‘We do need to defund the police’: 2020 interviews undermine Abdul El-Sayed’s claim he never advocated for unpopular movement
Andrew Kaczynski and Em Steck
CNN
July 7, 2026

Michigan Democratic Senate front-runner Abdul El-Sayed has faced criticism for previous comments he made about defunding the police. In recent interviews, El-Sayed has insisted he “never, never called for defunding” the police. Last week in an interview with CNN’s Kasie Hunt, he said he deleted old tweets supporting the movement because they were taken “out of context,” calling them “clickbait in DC.”

But interviews from 2020 show El-Sayed repeatedly endorsed defunding the police, according to a CNN KFile review of his media appearances. “We do need to defund the police,” El-Sayed said in a 2020 radio interview while specifically discussing how the slogan could undermine criminal justice reform efforts.

El-Sayed’s interviews from 2020 and 2021 show him embracing the “defund the police” movement — not just uttering the phrase but supporting the key principle of reinvesting funds from the police into other public-sector spaces such as mental health and anti-poverty efforts.

His comments came during the height of the defund movement’s popularity following George Floyd’s murder in May 2020. While the movement gained traction among progressives, it remained politically unpopular with the broader public.

“We are in a moment where a lot of our public conversation gets chewed down into 280 characters or less,” El-Sayed said in June 2020 on Detroit Public Radio, arguing it was better to explain what needed to be done than hedging “behind a hashtag.” El-Sayed at the time was a public health advocate, podcast host and Detroit’s former public health director.

“I believe that we do need to defund the police in so far as defunding the police is disinvesting in the means of incarcerating someone or killing them on the streets,” he added. “And in investing more in the means of educating and empowering, engaging communities with the means of being able to take on systemic poverty, that we’ve allowed systematic racism to allow to fester in too many communities.”

El-Sayed added it meant investing less money in police.

“What if we were to invest in social services? What if we were to invest in public schools? What if we were to invest in public libraries? What would the world look like there? And I think that has to be the way we go. And that means both investing more in these services, and it also means investing less in police,” he said.

But the deleted tweets CNN reported show El-Sayed repeatedly embraced the substance of the defund movement, even when he framed it as “refunding” other public services. CNN tallied thousands of deleted tweets, including about a dozen in support of the “defund the police” movement.
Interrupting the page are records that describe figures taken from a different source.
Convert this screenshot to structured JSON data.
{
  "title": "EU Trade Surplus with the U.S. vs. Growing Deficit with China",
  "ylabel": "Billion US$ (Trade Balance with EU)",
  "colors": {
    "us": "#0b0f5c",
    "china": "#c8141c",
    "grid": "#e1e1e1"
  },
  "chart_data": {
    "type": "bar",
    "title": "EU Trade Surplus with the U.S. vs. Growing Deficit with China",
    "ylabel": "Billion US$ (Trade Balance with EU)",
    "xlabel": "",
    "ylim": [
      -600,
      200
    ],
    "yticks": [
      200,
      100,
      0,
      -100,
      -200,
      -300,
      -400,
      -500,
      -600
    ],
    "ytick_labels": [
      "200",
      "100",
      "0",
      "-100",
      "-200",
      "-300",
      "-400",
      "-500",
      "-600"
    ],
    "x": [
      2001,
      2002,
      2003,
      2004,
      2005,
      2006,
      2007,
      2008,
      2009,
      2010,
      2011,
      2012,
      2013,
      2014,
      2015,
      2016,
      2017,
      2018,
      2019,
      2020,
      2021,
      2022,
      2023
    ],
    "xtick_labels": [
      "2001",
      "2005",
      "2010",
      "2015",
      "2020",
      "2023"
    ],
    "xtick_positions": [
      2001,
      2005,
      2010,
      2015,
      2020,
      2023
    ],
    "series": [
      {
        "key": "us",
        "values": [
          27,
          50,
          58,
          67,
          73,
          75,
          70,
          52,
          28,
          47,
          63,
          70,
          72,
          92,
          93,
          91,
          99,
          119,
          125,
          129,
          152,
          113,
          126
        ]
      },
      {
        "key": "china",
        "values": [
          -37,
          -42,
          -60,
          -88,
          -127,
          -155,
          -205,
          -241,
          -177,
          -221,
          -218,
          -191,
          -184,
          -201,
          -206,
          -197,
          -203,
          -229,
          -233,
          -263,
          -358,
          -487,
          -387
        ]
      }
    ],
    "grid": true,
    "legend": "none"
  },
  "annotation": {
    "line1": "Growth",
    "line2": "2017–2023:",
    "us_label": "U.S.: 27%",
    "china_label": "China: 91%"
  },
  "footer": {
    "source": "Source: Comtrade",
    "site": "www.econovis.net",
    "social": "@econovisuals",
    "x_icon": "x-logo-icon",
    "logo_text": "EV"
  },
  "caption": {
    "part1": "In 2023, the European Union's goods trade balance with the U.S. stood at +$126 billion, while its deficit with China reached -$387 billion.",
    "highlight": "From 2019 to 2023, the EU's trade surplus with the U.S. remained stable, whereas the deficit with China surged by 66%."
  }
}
“Most major US cities spend WAY TOO MUCH on police departments to police poverty & WAY TOO LITTLE on public schools, health departments, recreation departments, & housing to eliminate poverty. Fixing that is what the #Defund movement is about,” El-Sayed wrote in a since-deleted post from June 2020.

“The police have become standing armies we deploy against our own people,” he added in another June 2020 post.

Interviews echoed his tweets

El-Sayed’s deleted tweets were not his only public expressions of support for defunding the police.

Throughout 2020, he repeatedly endorsed some of the movement’s goals in interviews, speeches and writings, often describing them as shifting government resources away from policing and incarceration and toward public health, education and anti-poverty programs.

“The question becomes, where are the places that we as a society ought to invest? Should we be investing in militarized police — police that have military materiel — or should we be investing in mental health services, poverty reduction, food, walkability, higher-quality air and better access to water?” he said in November 2020 when speaking to a college group, according to the Manistee News Advocate, a local newspaper.

And in May 2021, El-Sayed wrote on his Substack that instead of having productive conversations to combat rising crime, the discussion “will likely reduce back to the debate about policing.”

“The irony of this is that those advocating for reductions in police budgets aren’t doing so in a vacuum: they’re advocating for those dollars to be invested in taking on exactly the same causes of insecurity that the pandemic exacerbated that underlie so many of its consequences, like crime,” he wrote. “Smaller police budgets mean more investment in housing, childcare, food assistance, and income support.”

An epidemiologist, El-Sayed often framed “systemic racism and police brutality” as a public health issue. In the summer of 2020, El-Sayed was a contributor in an online University of Michigan seminar on police brutality in America.

“So we have to ask ourselves, do police departments really need tanks and weapons of war and the materiel that’s coming back as hand-me-downs from the military abroad? Do police really need to use guns? Do we need as much of a police force?” he said at the seminar.

He continued, “When we talk about the question of quote-un-quote ‘defunding the police,’ it’s a question of asking, how do we right-size government away from the racist ideologies that have led us to investing in war materiel for policing rather than public health for children?”

“Defunding the police is disinvesting in the means of incarcerating someone or killing them on the streets and investing more in the means of educating and empowering engaging communities,” El-Sayed said in another 2020 local press interview.